The Journal of Bucharest College of Physicians and the Romanian Academy of Medical Sciences

Versatility of Vein Grafts in Hand Neurovascular Reconstruction – Clinical Cases and Literature Review


Injuries to the upper limb may determine unexpected simple or complex soft tissue defects, due to different types of underlying injury mechanism, clean cut/stabs, crushing, torsion, avulsion or mixed types, which pose a challenge for the reconstructive surgeon. Ideally, all arterial, venous and nervous lesions, in the distal upper limb should be repaired in an end-to-end technique, outside of injury zones, with healthy ends, in a tension free manner.
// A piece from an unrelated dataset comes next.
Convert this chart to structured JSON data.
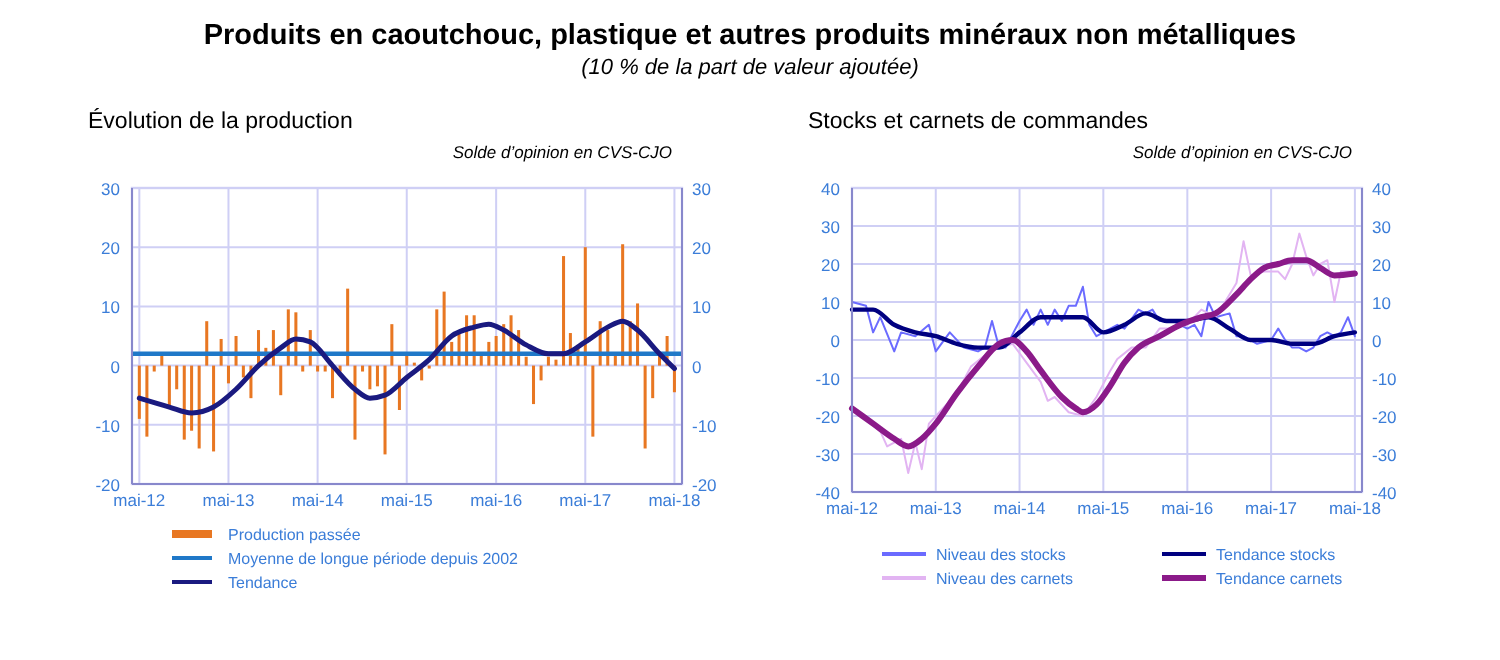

However, situations arise where, either a tension-free repair is not possible, or a considerable defect is met, often representing a challenge to the surgeon. Therefore, a timely decision is imposed in order to find the most favorable approach to restore limb or segment perfusion, ensuring efficient venous return, as well as providing a sensate repair. Usage of vein grafts represents an essential tool comprised in the reconstructive surgeon’s armamentarium, with high versatility in nerve, arterial and venous reconstruction. Not only does it provide an ideal solution, with high adaptability to each case, but it also may enhance short- and long-term outcome, offering an optimal reconstructive option in any upper limb trauma situation, regardless of etiology. We aim to describe our therapeutic strategies in a series of challenging trauma cases involving digital structures from the upper limb. Interposed vein grafts were used to re-stablish sensate function in a patient with a collateral digital nerve defect, but also to bridge vital digit arterial defect in a torsion-avulsion thumb amputation, as well as re-establishing venous flow in patients with Urbaniak II finger degloving injury.